You want my honest opinion? Dont bother getting the 5 channel amp just get a two channel XPA-2 to power the mains. The 806 will have no issues driving the other channels on its own.


----------



## mpompey (Jan 5, 2007)

The XPA-2 is great amp itself. If you are not looking to driving multiple hard to push products in the near future than a 2 channel plus the receiver may work.

I moved to the XPA back when I had my RX-V1800 and was looking to get 4 ohm speakers for the front. And I knew that I was moving toward 9.2 in the future.


----------



## waculjr.903 (May 27, 2009)

The XPA-5 I am looking at is $700, for that price wouldnt it be good to buy this one. Especially for upgrading in the future? I would like to get one amp that will handle my future needs also.


----------



## mpompey (Jan 5, 2007)

A couple of times a year Emotiva has a sale usually around Memorial Day, 4th of July, and Thanksgiving.
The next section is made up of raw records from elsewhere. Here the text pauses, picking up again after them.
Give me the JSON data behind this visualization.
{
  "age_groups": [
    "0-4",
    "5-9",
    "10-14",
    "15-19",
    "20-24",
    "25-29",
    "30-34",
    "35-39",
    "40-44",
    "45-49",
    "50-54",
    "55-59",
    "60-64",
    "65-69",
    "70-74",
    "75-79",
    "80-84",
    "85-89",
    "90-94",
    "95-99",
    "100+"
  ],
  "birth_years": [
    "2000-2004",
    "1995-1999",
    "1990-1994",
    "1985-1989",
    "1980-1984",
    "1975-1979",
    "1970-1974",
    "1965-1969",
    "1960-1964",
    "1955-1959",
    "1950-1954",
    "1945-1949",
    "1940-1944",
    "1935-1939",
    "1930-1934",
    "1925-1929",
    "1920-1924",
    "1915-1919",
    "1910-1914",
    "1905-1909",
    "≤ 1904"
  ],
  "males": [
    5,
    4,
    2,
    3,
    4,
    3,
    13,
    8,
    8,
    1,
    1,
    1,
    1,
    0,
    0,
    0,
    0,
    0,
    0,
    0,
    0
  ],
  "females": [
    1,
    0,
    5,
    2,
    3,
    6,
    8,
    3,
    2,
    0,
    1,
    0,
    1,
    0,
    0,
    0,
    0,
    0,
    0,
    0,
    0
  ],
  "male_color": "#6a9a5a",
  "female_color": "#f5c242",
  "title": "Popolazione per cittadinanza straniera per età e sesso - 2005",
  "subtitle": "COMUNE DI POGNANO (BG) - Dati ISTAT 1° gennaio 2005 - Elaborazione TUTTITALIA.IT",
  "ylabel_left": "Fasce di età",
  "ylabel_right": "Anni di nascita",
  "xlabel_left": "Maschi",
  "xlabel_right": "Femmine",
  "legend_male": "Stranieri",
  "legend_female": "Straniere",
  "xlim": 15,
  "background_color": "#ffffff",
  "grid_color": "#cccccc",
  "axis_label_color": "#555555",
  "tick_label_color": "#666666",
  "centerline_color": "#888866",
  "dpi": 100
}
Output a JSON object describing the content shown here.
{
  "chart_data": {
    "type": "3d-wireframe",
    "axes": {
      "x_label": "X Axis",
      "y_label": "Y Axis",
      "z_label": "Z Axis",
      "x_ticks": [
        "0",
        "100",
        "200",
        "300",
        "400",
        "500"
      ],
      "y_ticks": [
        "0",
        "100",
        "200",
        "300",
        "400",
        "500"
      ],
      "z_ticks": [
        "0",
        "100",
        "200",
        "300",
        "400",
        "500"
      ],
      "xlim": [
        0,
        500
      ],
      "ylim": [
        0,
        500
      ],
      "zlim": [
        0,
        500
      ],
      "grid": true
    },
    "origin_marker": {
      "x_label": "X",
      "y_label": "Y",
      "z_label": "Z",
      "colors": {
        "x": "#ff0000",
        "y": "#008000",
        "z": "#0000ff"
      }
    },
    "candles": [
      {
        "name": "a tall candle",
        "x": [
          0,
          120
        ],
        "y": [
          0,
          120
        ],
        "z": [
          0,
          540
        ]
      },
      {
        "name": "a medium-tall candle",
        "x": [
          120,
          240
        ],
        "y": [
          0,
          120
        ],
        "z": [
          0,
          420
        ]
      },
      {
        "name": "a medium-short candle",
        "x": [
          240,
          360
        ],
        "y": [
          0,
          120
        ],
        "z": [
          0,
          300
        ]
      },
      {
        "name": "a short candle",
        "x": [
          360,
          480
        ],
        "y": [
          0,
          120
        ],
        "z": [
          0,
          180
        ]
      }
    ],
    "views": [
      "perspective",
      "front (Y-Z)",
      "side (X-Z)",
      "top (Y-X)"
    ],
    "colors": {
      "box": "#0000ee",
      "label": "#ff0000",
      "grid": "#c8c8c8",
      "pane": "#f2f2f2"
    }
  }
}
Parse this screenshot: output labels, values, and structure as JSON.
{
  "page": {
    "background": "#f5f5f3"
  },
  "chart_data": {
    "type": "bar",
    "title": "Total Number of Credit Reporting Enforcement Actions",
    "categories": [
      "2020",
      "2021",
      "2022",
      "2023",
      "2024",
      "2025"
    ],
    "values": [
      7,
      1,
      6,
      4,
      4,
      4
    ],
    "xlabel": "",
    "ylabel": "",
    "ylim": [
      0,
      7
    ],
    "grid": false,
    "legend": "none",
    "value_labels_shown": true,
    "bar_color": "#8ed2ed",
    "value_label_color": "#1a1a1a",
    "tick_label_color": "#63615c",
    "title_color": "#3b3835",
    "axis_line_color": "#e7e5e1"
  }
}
Wait for one of those and you'll pick that up for a good price. I got mine a couple of years ago for a Memorial Day sale for $500, it was hard to wait on it but I was glad that I did.


----------



## mpompey (Jan 5, 2007)

It was $599 on sale I believe.


----------



## waculjr.903 (May 27, 2009)

So you are saying that the XPA-5 is the one that will go on sale for$599 ? or is it the XPA-2 that you are talking about at this price? I am going to upgrade my speakers to all full range either klipsch or paradigms with 7.5'' ( Paradigms) or 8''(Klipsch) all the way around.


----------



## 86eldel68-deactivated (Nov 30, 2010)

I've had my UPA-5 for almost three years, and I still love it. It has plenty of power and offers solid performance.

The XPA-5 is a well-regarded amp, to be sure, but the UPA-5 is no slouch.


----------



## tonyvdb (Sep 5, 2007)

If your going to upgrade to Klipsch speakers all the way around thats even more reason not to get a 5 channel amp as the Klipsch are very efficient and easy to drive.


----------



## waculjr.903 (May 27, 2009)

I am leaning more towards the Paradigms, as I can get better deals used around here. PS, I love to crank things to ear-bleeding levels. That is what puts a smile on my face... heh... heh... heh...


----------



## mpompey (Jan 5, 2007)

It was the XPA-5 that I got for $599. Wait for the sale and you'll get a great deal. I wish I had 2 of them, but with the 3009 I have no need for another one.


----------



## waculjr.903 (May 27, 2009)

Thanks for the info, I really appreciate it. I just found some Klipsch KM-6 for sale, are these any good for mains/ theater?


----------



## tonyvdb (Sep 5, 2007)

Klipsch KM-6 were designed more for PA systems but would work well as mains. They are 97db efficient so again very easy to drive.


----------



## waculjr.903 (May 27, 2009)

I tried to lookup some info on the klipsch, I saw they were made for the military. I guess for P.A. Just as you described. The dual 10" drivers ought to be adequate, but I noticed that the horn loaded tweeter is narrow dispersion on the vertical axis. Would this be a negative aspect for home theater? Or would I be better off looking at something else, like some RF-82s. I think that is the correct model name, you know what I mean.


----------